Image Sharing Across The News: Social Media Site Overlap

Following from our graph of global news coverage image overlap, what would it look like to limit that graph to just social media sites? What if we looked at each news website monitored by GDELT and counted how often its images were found over the past year on Facebook, Reddit, Twitter and YouTube? For example, images from DailyMail and Yahoo News have been frequently found on Twitter, just barely edging out their Facebook appearances, while the India Times' images were found on Twitter just a small number of times more than YouTube.

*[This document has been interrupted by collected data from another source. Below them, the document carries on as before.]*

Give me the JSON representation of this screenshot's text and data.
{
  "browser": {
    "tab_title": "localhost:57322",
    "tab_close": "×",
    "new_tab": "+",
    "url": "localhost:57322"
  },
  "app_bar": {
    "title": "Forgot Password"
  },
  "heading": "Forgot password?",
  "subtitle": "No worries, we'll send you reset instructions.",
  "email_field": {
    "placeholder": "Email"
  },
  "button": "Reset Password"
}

It is important to remember that Google Cloud Vision's ability to search the images of social media sites is largely a factor of those sites' accessibility to crawlers and whether the majority of their content is publicly accessible or limited to private authenticated access by authorized users. Thus, these results are incomplete, but offer a powerful picture of the state of social media overlap.

TECHNICAL DETAILS

Constructing this graph was nearly identical to our broader image overlap graph, with the only change being the removal of the 100-image overlap requirement and a filter to limit edges only to those connecting to the four social sites examined here:

CREATE TEMP FUNCTION json2array_url(json STRING)
RETURNS ARRAY<STRUCT<name STRING,url STRING>>
LANGUAGE js AS """
var obj = JSON.parse(json);
var result = [];
var obj = JSON.parse(json); for(var i in obj) result.push({name: i, url: obj[i].url});
return result;
""";
select PageDomain Source, SimilarImagePageDomain Target, Count, "Undirected" Type, ( Count/SUM(Count) OVER () ) Weight from (
select PageDomain, NET.REG_DOMAIN(rec.url) SimilarImagePageDomain, Count(1) Count from (
SELECT NET.REG_DOMAIN( DocumentIdentifier) PageDomain, json2array_url(JSON_EXTRACT(RawJSON, "$.responses[0].webDetection.pagesWithMatchingImages")) recs FROM `gdelt-bq.gdeltv2.cloudvision_partitioned` WHERE DATE(_PARTITIONTIME) >= "2020-01-01" order by date desc
), unnest(recs) rec group by PageDomain, SimilarImagePageDomain having (SimilarImagePageDomain='facebook.com' OR SimilarImagePageDomain='twitter.com' OR SimilarImagePageDomain='reddit.com' OR SimilarImagePageDomain='youtube.com') and PageDomain != SimilarImagePageDomain 
) order by Count desc

We're hopeful this analysis inspires you to think of new ways of understanding the global news image landscape as an interconnected graph!